To approach this, I scoured blogs, videos, and online forums in search of moments when a functioning adult on the spectrum might fall into repetitive movement patterns. I paid special attention to emotions that people were feeling that initiated the repetitive movements and how people felt about this form of expression. One of the most common repetitive movements associated with ASD is hand-flapping, so I chose to focus on this.

I found that adults did still experience repetitive movements in moments of high emotional/sensory stimulation, for both positive and negative reasons. Hand-flapping was cited as an expression of excitement, nervousness, feeling upset, feeling overwhelmed, feeling agitated, or feeling ecstatic. As I expected, I found a range of feelings about this coping mechanism. Many parents of Autistic children felt that hand-flapping should not be stifled. It is an expression of how an individual is feeling when they are unable to verbalize their emotions, and it should not only be allowed, but it should be celebrated. There is scientific evidence of a drop in the stress hormone cortisol as a result of hand-flapping. I understand this perspective, and I tend to agree, but I also found people who felt socially alienated by hand-flapping. The counter-argument is that society should change, not people with Autism. Maybe there is a place where the two perspectives can meet. Maybe we can create a fluid structure to push up against that counteracts repetitive movement, providing a soothing sensory input, and translating the movement into something cohesive with a neurotypical environment. Or hyper-expressive according to neuro-typical ideals, almost as a form of protest. (Liftware and assymmetrical linear resonance actuators are reasons that I think this might be possible.

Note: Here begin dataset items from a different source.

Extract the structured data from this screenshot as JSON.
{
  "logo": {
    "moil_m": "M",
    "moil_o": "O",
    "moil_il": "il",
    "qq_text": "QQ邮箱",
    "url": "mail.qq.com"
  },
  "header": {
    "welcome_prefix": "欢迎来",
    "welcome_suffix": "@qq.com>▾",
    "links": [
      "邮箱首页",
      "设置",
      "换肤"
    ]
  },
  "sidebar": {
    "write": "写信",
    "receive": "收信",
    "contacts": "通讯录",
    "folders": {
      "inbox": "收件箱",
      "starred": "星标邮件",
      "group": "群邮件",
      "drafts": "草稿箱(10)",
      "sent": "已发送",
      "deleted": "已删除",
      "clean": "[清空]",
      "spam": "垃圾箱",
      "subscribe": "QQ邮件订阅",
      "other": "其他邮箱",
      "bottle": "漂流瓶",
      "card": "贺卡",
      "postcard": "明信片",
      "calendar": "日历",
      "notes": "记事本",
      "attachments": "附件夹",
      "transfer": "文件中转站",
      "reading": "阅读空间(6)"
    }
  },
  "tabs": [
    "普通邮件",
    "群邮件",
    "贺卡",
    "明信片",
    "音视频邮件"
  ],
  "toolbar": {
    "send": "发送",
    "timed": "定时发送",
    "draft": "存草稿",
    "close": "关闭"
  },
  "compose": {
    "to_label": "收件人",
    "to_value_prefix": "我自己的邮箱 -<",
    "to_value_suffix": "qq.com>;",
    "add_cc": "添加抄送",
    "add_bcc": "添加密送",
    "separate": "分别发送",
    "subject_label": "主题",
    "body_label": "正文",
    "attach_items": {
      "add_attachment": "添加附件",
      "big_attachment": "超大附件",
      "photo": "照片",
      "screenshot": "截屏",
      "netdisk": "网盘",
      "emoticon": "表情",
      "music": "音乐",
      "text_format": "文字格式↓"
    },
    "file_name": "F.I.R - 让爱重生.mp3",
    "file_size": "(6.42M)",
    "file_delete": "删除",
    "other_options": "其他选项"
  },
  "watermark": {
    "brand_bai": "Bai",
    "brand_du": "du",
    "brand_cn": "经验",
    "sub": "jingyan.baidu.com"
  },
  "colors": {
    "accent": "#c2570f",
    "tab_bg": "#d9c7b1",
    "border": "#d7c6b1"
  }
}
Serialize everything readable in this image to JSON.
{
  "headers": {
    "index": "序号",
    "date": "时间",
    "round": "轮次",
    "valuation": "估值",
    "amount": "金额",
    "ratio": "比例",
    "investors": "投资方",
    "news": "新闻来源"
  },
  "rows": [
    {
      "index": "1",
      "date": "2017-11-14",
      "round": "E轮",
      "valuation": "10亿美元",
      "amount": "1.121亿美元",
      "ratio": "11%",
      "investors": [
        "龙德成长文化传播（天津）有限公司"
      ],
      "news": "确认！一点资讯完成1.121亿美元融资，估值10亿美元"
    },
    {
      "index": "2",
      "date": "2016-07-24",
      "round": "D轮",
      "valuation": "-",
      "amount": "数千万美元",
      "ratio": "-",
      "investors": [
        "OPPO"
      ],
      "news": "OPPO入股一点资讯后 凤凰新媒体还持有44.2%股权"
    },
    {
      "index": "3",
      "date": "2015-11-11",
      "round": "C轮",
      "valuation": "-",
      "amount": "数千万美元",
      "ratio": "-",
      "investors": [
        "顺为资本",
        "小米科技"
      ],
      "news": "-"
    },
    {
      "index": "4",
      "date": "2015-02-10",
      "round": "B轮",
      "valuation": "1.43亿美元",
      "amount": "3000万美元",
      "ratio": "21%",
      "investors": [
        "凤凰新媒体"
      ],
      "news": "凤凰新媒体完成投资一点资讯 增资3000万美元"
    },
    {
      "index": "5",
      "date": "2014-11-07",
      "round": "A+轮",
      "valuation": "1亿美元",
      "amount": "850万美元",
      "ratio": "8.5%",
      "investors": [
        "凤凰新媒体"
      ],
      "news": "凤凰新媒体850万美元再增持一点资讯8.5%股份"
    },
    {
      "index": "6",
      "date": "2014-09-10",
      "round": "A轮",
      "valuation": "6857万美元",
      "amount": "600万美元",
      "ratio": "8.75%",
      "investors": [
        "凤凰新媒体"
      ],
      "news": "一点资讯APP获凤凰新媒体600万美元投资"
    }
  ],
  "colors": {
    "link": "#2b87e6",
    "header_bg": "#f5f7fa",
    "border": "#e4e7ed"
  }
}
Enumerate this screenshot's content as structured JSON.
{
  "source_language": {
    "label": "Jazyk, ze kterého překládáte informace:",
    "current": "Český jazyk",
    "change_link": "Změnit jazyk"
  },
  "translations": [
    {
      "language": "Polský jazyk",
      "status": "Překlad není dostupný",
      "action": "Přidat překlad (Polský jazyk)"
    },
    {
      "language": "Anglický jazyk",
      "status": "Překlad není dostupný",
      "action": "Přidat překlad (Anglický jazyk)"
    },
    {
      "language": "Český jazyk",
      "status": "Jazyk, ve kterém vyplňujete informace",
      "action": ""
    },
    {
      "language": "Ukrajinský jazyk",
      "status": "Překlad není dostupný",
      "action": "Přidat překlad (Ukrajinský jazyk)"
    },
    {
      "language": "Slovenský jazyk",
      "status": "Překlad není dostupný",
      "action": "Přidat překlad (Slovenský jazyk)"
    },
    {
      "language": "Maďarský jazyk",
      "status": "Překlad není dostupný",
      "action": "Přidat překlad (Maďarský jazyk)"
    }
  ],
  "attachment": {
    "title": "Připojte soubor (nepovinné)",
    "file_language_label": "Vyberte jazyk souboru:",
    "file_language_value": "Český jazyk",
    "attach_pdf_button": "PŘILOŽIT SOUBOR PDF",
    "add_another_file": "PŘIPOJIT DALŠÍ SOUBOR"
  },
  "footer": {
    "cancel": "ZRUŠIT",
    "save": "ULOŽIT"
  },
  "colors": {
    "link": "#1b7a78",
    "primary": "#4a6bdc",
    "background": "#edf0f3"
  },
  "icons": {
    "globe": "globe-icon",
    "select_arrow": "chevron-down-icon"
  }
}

To prototype this, I explored the six emotions most likely to be expressed by hand-flapping. I tried to find gestures that could express these emotions that would be initiated with the same muscles as hand-flapping. In cases that felt more clear to me, I tried to echo hand-flapping with the gesture in a more specific way. I also considered the power level of poses within movement sequences. For example, when I tried to express nervousness, I found myself making small, closed off, protective gestures, which tend to amplify feelings of nervousness. I thought it might be best to express the nervousness and transform it into a more powerful expression.

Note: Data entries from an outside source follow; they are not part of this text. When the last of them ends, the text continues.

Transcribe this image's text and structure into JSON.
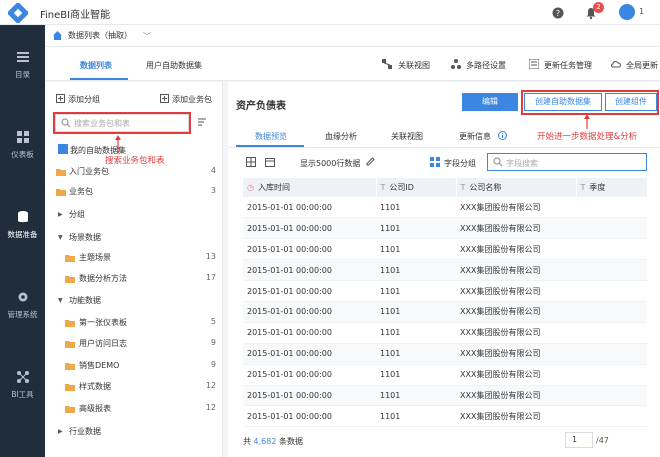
{
  "app": {
    "brand": "FineBI商业智能",
    "notif_count": "2",
    "user_label": "1"
  },
  "nav": [
    {
      "label": "目录"
    },
    {
      "label": "仪表板"
    },
    {
      "label": "数据准备"
    },
    {
      "label": "管理系统"
    },
    {
      "label": "BI工具"
    }
  ],
  "tab": {
    "main": "数据列表（抽取）",
    "chevron": "﹀"
  },
  "subtabs": {
    "list": "数据列表",
    "self": "用户自助数据集"
  },
  "tools": {
    "rel_view": "关联视图",
    "multi_path": "多路径设置",
    "update_mgmt": "更新任务管理",
    "global_update": "全局更新"
  },
  "left": {
    "add_group": "添加分组",
    "add_pkg": "添加业务包",
    "search_placeholder": "搜索业务包和表",
    "my_self": "我的自助数据集",
    "items": [
      {
        "label": "入门业务包",
        "count": "4"
      },
      {
        "label": "业务包",
        "count": "3"
      },
      {
        "label": "分组",
        "count": ""
      },
      {
        "label": "场景数据",
        "count": ""
      },
      {
        "label": "主题场景",
        "count": "13"
      },
      {
        "label": "数据分析方法",
        "count": "17"
      },
      {
        "label": "功能数据",
        "count": ""
      },
      {
        "label": "第一张仪表板",
        "count": "5"
      },
      {
        "label": "用户访问日志",
        "count": "9"
      },
      {
        "label": "销售DEMO",
        "count": "9"
      },
      {
        "label": "样式数据",
        "count": "12"
      },
      {
        "label": "高级报表",
        "count": "12"
      },
      {
        "label": "行业数据",
        "count": ""
      }
    ]
  },
  "annotations": {
    "search": "搜索业务包和表",
    "buttons": "开始进一步数据处理&分析"
  },
  "pane": {
    "title": "资产负债表",
    "edit": "编辑",
    "create_ds": "创建自助数据集",
    "create_comp": "创建组件",
    "tabs": {
      "preview": "数据预览",
      "lineage": "血缘分析",
      "relation": "关联视图",
      "update": "更新信息"
    },
    "show_rows": "显示5000行数据",
    "field_group": "字段分组",
    "field_search": "字段搜索"
  },
  "table": {
    "headers": [
      "入库时间",
      "公司ID",
      "公司名称",
      "季度"
    ],
    "rows": [
      [
        "2015-01-01 00:00:00",
        "1101",
        "XXX集团股份有限公司",
        ""
      ],
      [
        "2015-01-01 00:00:00",
        "1101",
        "XXX集团股份有限公司",
        ""
      ],
      [
        "2015-01-01 00:00:00",
        "1101",
        "XXX集团股份有限公司",
        ""
      ],
      [
        "2015-01-01 00:00:00",
        "1101",
        "XXX集团股份有限公司",
        ""
      ],
      [
        "2015-01-01 00:00:00",
        "1101",
        "XXX集团股份有限公司",
        ""
      ],
      [
        "2015-01-01 00:00:00",
        "1101",
        "XXX集团股份有限公司",
        ""
      ],
      [
        "2015-01-01 00:00:00",
        "1101",
        "XXX集团股份有限公司",
        ""
      ],
      [
        "2015-01-01 00:00:00",
        "1101",
        "XXX集团股份有限公司",
        ""
      ],
      [
        "2015-01-01 00:00:00",
        "1101",
        "XXX集团股份有限公司",
        ""
      ],
      [
        "2015-01-01 00:00:00",
        "1101",
        "XXX集团股份有限公司",
        ""
      ],
      [
        "2015-01-01 00:00:00",
        "1101",
        "XXX集团股份有限公司",
        ""
      ]
    ]
  },
  "footer": {
    "prefix": "共",
    "count": "4,682",
    "suffix": "条数据",
    "page": "1",
    "total_pages": "/47"
  },
  "colors": {
    "accent": "#3a86e0",
    "annotation": "#e23b3b",
    "nav_bg": "#1f2d3d"
  }
}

I have posted above the results so far. Next steps for prototyping this thread are likely to involve getting user feedback on the expressions that I recorded, as well as asking other people to create their own gestures. Then, I'll ask people to try some of the top gestures. If this does go in the direction of sensing and transforming physical expression through wearable tech, I would probably need to focus on one to two emotions.

Other threads will include: structures that can become fluid or rigid depending on organization, wearable devices on the body, transforming movement with technology.